Researchers have come up with a novel therapy to eliminate the harmful tau protein, which is primarily responsible for Alzheimer’s disease.
A first-of-its-kind research trial conducted collaboratively by scientists at the University College London and University College London Hospitals found a “gene silencing” technique that can reduce the risk of dementia and Alzheimer’s disease, as per the Science Blog.
To carry out the process, a drug called BIIB080 (MAPTRx) was employed to “silence” the gene coding for the tau protein, which was formed by the microtubule-associated protein tau (MAPT) gene. Through the method, the gene was deterred from being translated into the protein.
The method will also make sure that lesser amounts of tau protein are produced so that the disease doesn’t present itself in real-time, the Science Blog reported.
The findings of the first installment of the research have been published in Nature Medicine. In a cohort study involving 46 participants, the method showed positive outcomes and significantly lowered the amount of tau in the brain.

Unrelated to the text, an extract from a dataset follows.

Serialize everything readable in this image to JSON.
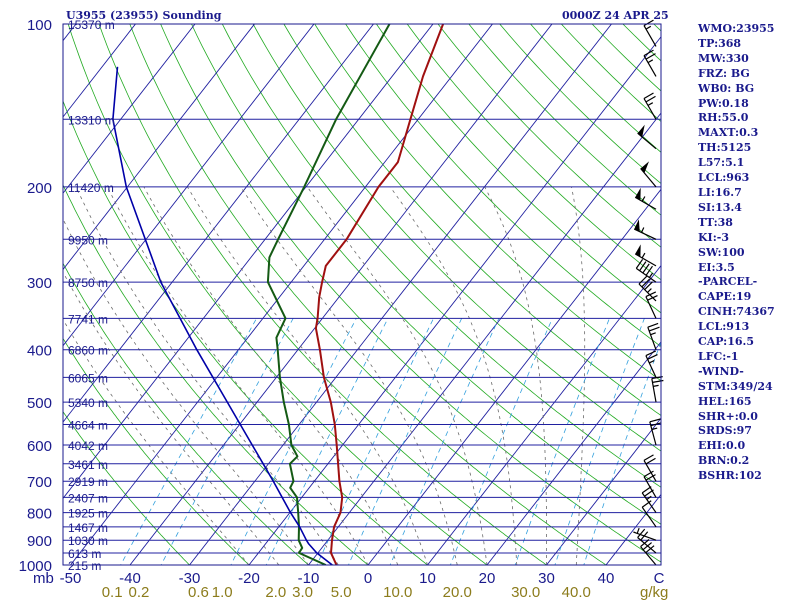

How is tau protein connected to Alzheimer’s?
The protein is found in the nerve cells of the brain. At the onset of Alzheimer’s, the protein increases by abnormal measures and creates neurofibrillary tangles inside the brain’s neurons. Compared to a healthy brain, those with Alzheimer’s see their functioning disrupted by the tangles, which ultimately results in cognitive impairment.

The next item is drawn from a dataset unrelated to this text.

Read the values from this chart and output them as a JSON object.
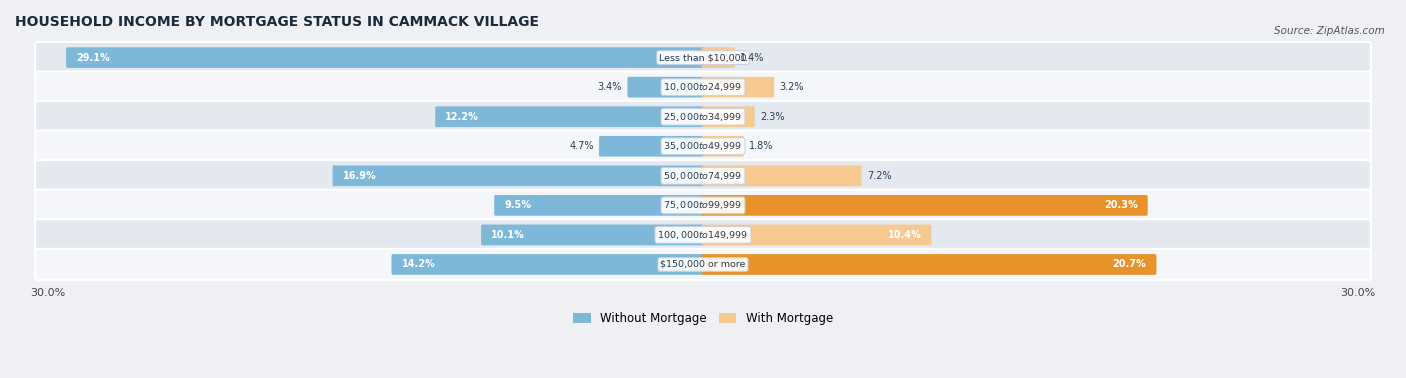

The latest study was proven to be well-tolerated by the participants, all of whom completed the treatment period and over 90% completed the post-treatment periods.
“The results are a significant step forward in demonstrating that we can successfully target tau with a gene silencing drug to slow – or possibly even reverse – Alzheimer’s disease, and other diseases caused by tau accumulation in the future,” said Dr Catherine Mummery, consultant neurologist at the National Hospital for Neurology and Neurosurgery.
While speaking to the Telegraph, Tara Spires-Jones, professor of neurodegeneration and deputy director of the Centre for Discovery Brain Sciences at the University of Edinburgh, showered praises on the findings. Spires-Jones, however, noted there was still a long way to go with the research.
“Excitingly, in this small study, there was also a very promising reduction of tau in the cerebrospinal fluid after treatment. While there is a long way to go in larger trials to determine whether this drug will help people living with dementia, the data are very promising. This type of treatment targeting tau has the potential to slow or even hopefully stop Alzheimer’s disease progression, so I very much look forward to seeing results from the next stages of testing.”